There are several hardy geraniums that would also be happy with not a lot of sun - e.g. geranium phaeum, but they're not really bee/butterfly magnets.
You can lift the daffs when the foliage dies back (late spring/early summer) and either store or replant them. I often dig daffs up by mistake at different times of the year - I just poke them back where they came from and all is well. You could move the primroses when they've finished flowering and put them back when the works are done.
There are some more plants that may be good here and here
Wisdom is not putting it in a fruit salad.
For shrubs, chaemoneles (Japanese quince) is ok with some shade I think, and is lovely in spring.
Honesty and forget-me-nots are also good.
You could pot up the prims while you do the work. I crammed a load of plants into a 38cm gravel tray once while I re-did an area and they survived.
Have you got an empty patch where you could 'heel in' the daffs? The most important thing is to leave the leaves to die back naturally, feeds the bulbs for next years blooms.

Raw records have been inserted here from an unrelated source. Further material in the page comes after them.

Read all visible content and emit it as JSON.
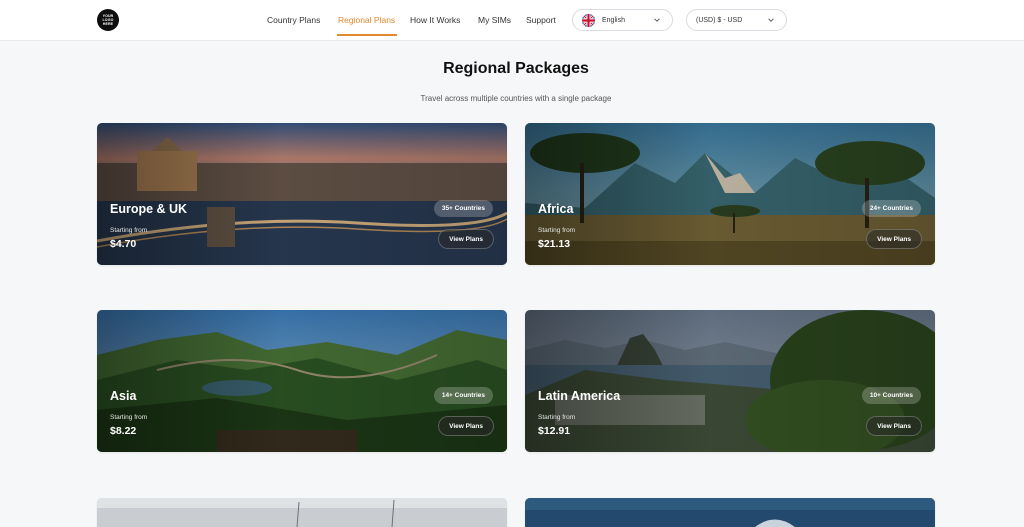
{
  "header": {
    "logo_lines": [
      "YOUR",
      "LOGO",
      "HERE"
    ],
    "nav": [
      "Country Plans",
      "Regional Plans",
      "How It Works",
      "My SIMs",
      "Support"
    ],
    "active_nav": "Regional Plans",
    "language": "English",
    "currency": "(USD) $ - USD"
  },
  "main": {
    "title": "Regional Packages",
    "subtitle": "Travel across multiple countries with a single package"
  },
  "cards": [
    {
      "name": "Europe & UK",
      "from": "Starting from",
      "price": "$4.70",
      "badge": "35+ Countries",
      "button": "View Plans"
    },
    {
      "name": "Africa",
      "from": "Starting from",
      "price": "$21.13",
      "badge": "24+ Countries",
      "button": "View Plans"
    },
    {
      "name": "Asia",
      "from": "Starting from",
      "price": "$8.22",
      "badge": "14+ Countries",
      "button": "View Plans"
    },
    {
      "name": "Latin America",
      "from": "Starting from",
      "price": "$12.91",
      "badge": "10+ Countries",
      "button": "View Plans"
    }
  ],
  "colors": {
    "accent": "#e08a2b",
    "background": "#f6f7f9"
  }
}
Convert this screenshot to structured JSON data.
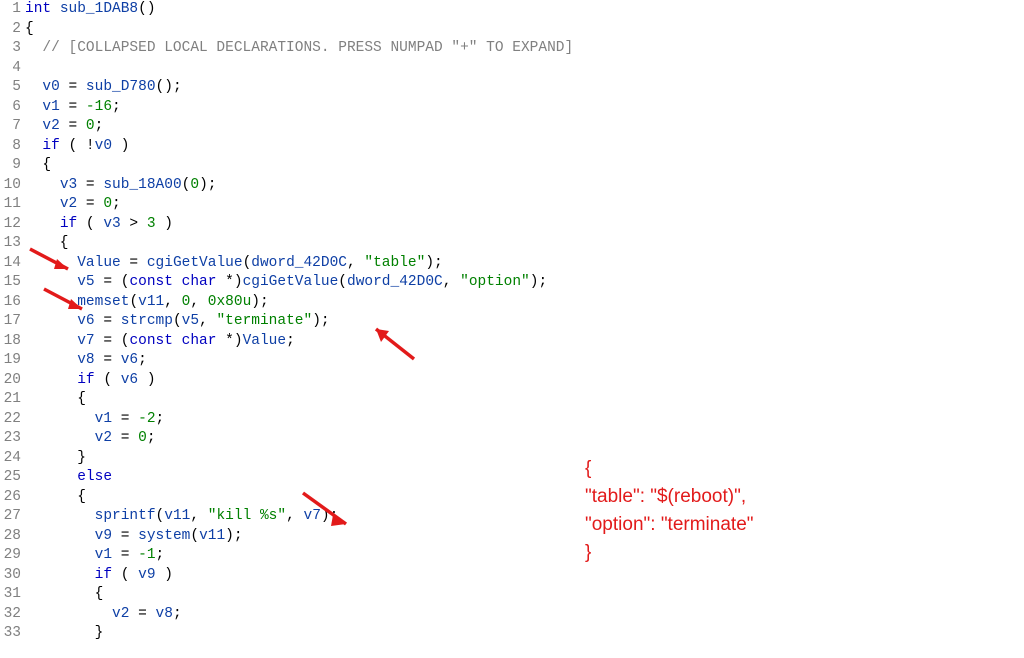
{
  "lines": [
    {
      "n": "1",
      "tokens": [
        [
          "kw",
          "int"
        ],
        [
          "plain",
          " "
        ],
        [
          "fn",
          "sub_1DAB8"
        ],
        [
          "plain",
          "()"
        ]
      ]
    },
    {
      "n": "2",
      "tokens": [
        [
          "plain",
          "{"
        ]
      ]
    },
    {
      "n": "3",
      "tokens": [
        [
          "plain",
          "  "
        ],
        [
          "com",
          "// [COLLAPSED LOCAL DECLARATIONS. PRESS NUMPAD \"+\" TO EXPAND]"
        ]
      ]
    },
    {
      "n": "4",
      "tokens": [
        [
          "plain",
          ""
        ]
      ]
    },
    {
      "n": "5",
      "tokens": [
        [
          "plain",
          "  "
        ],
        [
          "id",
          "v0"
        ],
        [
          "plain",
          " = "
        ],
        [
          "fn",
          "sub_D780"
        ],
        [
          "plain",
          "();"
        ]
      ]
    },
    {
      "n": "6",
      "tokens": [
        [
          "plain",
          "  "
        ],
        [
          "id",
          "v1"
        ],
        [
          "plain",
          " = "
        ],
        [
          "num",
          "-16"
        ],
        [
          "plain",
          ";"
        ]
      ]
    },
    {
      "n": "7",
      "tokens": [
        [
          "plain",
          "  "
        ],
        [
          "id",
          "v2"
        ],
        [
          "plain",
          " = "
        ],
        [
          "num",
          "0"
        ],
        [
          "plain",
          ";"
        ]
      ]
    },
    {
      "n": "8",
      "tokens": [
        [
          "plain",
          "  "
        ],
        [
          "kw",
          "if"
        ],
        [
          "plain",
          " ( !"
        ],
        [
          "id",
          "v0"
        ],
        [
          "plain",
          " )"
        ]
      ]
    },
    {
      "n": "9",
      "tokens": [
        [
          "plain",
          "  {"
        ]
      ]
    },
    {
      "n": "10",
      "tokens": [
        [
          "plain",
          "    "
        ],
        [
          "id",
          "v3"
        ],
        [
          "plain",
          " = "
        ],
        [
          "fn",
          "sub_18A00"
        ],
        [
          "plain",
          "("
        ],
        [
          "num",
          "0"
        ],
        [
          "plain",
          ");"
        ]
      ]
    },
    {
      "n": "11",
      "tokens": [
        [
          "plain",
          "    "
        ],
        [
          "id",
          "v2"
        ],
        [
          "plain",
          " = "
        ],
        [
          "num",
          "0"
        ],
        [
          "plain",
          ";"
        ]
      ]
    },
    {
      "n": "12",
      "tokens": [
        [
          "plain",
          "    "
        ],
        [
          "kw",
          "if"
        ],
        [
          "plain",
          " ( "
        ],
        [
          "id",
          "v3"
        ],
        [
          "plain",
          " > "
        ],
        [
          "num",
          "3"
        ],
        [
          "plain",
          " )"
        ]
      ]
    },
    {
      "n": "13",
      "tokens": [
        [
          "plain",
          "    {"
        ]
      ]
    },
    {
      "n": "14",
      "tokens": [
        [
          "plain",
          "      "
        ],
        [
          "id",
          "Value"
        ],
        [
          "plain",
          " = "
        ],
        [
          "fn",
          "cgiGetValue"
        ],
        [
          "plain",
          "("
        ],
        [
          "id",
          "dword_42D0C"
        ],
        [
          "plain",
          ", "
        ],
        [
          "lit",
          "\"table\""
        ],
        [
          "plain",
          ");"
        ]
      ]
    },
    {
      "n": "15",
      "tokens": [
        [
          "plain",
          "      "
        ],
        [
          "id",
          "v5"
        ],
        [
          "plain",
          " = ("
        ],
        [
          "kw",
          "const"
        ],
        [
          "plain",
          " "
        ],
        [
          "kw",
          "char"
        ],
        [
          "plain",
          " *)"
        ],
        [
          "fn",
          "cgiGetValue"
        ],
        [
          "plain",
          "("
        ],
        [
          "id",
          "dword_42D0C"
        ],
        [
          "plain",
          ", "
        ],
        [
          "lit",
          "\"option\""
        ],
        [
          "plain",
          ");"
        ]
      ]
    },
    {
      "n": "16",
      "tokens": [
        [
          "plain",
          "      "
        ],
        [
          "fn",
          "memset"
        ],
        [
          "plain",
          "("
        ],
        [
          "id",
          "v11"
        ],
        [
          "plain",
          ", "
        ],
        [
          "num",
          "0"
        ],
        [
          "plain",
          ", "
        ],
        [
          "num",
          "0x80u"
        ],
        [
          "plain",
          ");"
        ]
      ]
    },
    {
      "n": "17",
      "tokens": [
        [
          "plain",
          "      "
        ],
        [
          "id",
          "v6"
        ],
        [
          "plain",
          " = "
        ],
        [
          "fn",
          "strcmp"
        ],
        [
          "plain",
          "("
        ],
        [
          "id",
          "v5"
        ],
        [
          "plain",
          ", "
        ],
        [
          "lit",
          "\"terminate\""
        ],
        [
          "plain",
          ");"
        ]
      ]
    },
    {
      "n": "18",
      "tokens": [
        [
          "plain",
          "      "
        ],
        [
          "id",
          "v7"
        ],
        [
          "plain",
          " = ("
        ],
        [
          "kw",
          "const"
        ],
        [
          "plain",
          " "
        ],
        [
          "kw",
          "char"
        ],
        [
          "plain",
          " *)"
        ],
        [
          "id",
          "Value"
        ],
        [
          "plain",
          ";"
        ]
      ]
    },
    {
      "n": "19",
      "tokens": [
        [
          "plain",
          "      "
        ],
        [
          "id",
          "v8"
        ],
        [
          "plain",
          " = "
        ],
        [
          "id",
          "v6"
        ],
        [
          "plain",
          ";"
        ]
      ]
    },
    {
      "n": "20",
      "tokens": [
        [
          "plain",
          "      "
        ],
        [
          "kw",
          "if"
        ],
        [
          "plain",
          " ( "
        ],
        [
          "id",
          "v6"
        ],
        [
          "plain",
          " )"
        ]
      ]
    },
    {
      "n": "21",
      "tokens": [
        [
          "plain",
          "      {"
        ]
      ]
    },
    {
      "n": "22",
      "tokens": [
        [
          "plain",
          "        "
        ],
        [
          "id",
          "v1"
        ],
        [
          "plain",
          " = "
        ],
        [
          "num",
          "-2"
        ],
        [
          "plain",
          ";"
        ]
      ]
    },
    {
      "n": "23",
      "tokens": [
        [
          "plain",
          "        "
        ],
        [
          "id",
          "v2"
        ],
        [
          "plain",
          " = "
        ],
        [
          "num",
          "0"
        ],
        [
          "plain",
          ";"
        ]
      ]
    },
    {
      "n": "24",
      "tokens": [
        [
          "plain",
          "      }"
        ]
      ]
    },
    {
      "n": "25",
      "tokens": [
        [
          "plain",
          "      "
        ],
        [
          "kw",
          "else"
        ]
      ]
    },
    {
      "n": "26",
      "tokens": [
        [
          "plain",
          "      {"
        ]
      ]
    },
    {
      "n": "27",
      "tokens": [
        [
          "plain",
          "        "
        ],
        [
          "fn",
          "sprintf"
        ],
        [
          "plain",
          "("
        ],
        [
          "id",
          "v11"
        ],
        [
          "plain",
          ", "
        ],
        [
          "lit",
          "\"kill %s\""
        ],
        [
          "plain",
          ", "
        ],
        [
          "id",
          "v7"
        ],
        [
          "plain",
          ");"
        ]
      ]
    },
    {
      "n": "28",
      "tokens": [
        [
          "plain",
          "        "
        ],
        [
          "id",
          "v9"
        ],
        [
          "plain",
          " = "
        ],
        [
          "fn",
          "system"
        ],
        [
          "plain",
          "("
        ],
        [
          "id",
          "v11"
        ],
        [
          "plain",
          ");"
        ]
      ]
    },
    {
      "n": "29",
      "tokens": [
        [
          "plain",
          "        "
        ],
        [
          "id",
          "v1"
        ],
        [
          "plain",
          " = "
        ],
        [
          "num",
          "-1"
        ],
        [
          "plain",
          ";"
        ]
      ]
    },
    {
      "n": "30",
      "tokens": [
        [
          "plain",
          "        "
        ],
        [
          "kw",
          "if"
        ],
        [
          "plain",
          " ( "
        ],
        [
          "id",
          "v9"
        ],
        [
          "plain",
          " )"
        ]
      ]
    },
    {
      "n": "31",
      "tokens": [
        [
          "plain",
          "        {"
        ]
      ]
    },
    {
      "n": "32",
      "tokens": [
        [
          "plain",
          "          "
        ],
        [
          "id",
          "v2"
        ],
        [
          "plain",
          " = "
        ],
        [
          "id",
          "v8"
        ],
        [
          "plain",
          ";"
        ]
      ]
    },
    {
      "n": "33",
      "tokens": [
        [
          "plain",
          "        }"
        ]
      ]
    }
  ],
  "annotation": {
    "lines": [
      "{",
      "  \"table\": \"$(reboot)\",",
      "  \"option\": \"terminate\"",
      "}"
    ]
  }
}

The RHS has a list of pollinator friendly plants which can be refined by sunlight, aspect etc. Here is their list for shade -
https://www.rhs.org.uk/Plants/Search-Results?f_plant_sunlight_full_shade=f/plant_sunlight/full shade&form-mode=true&context=b=0&hf=10&l=en&q=%23all&s=desc%28plant_merged%29&sl=plantForm&r=f%2Fplant_pollination%2Ftrue&unwind=undefined
Does anyone know what I grasses and wild flowers I could plant - i am thinking of taking up the lawn in front of the raised bed and plant a wild flower garden.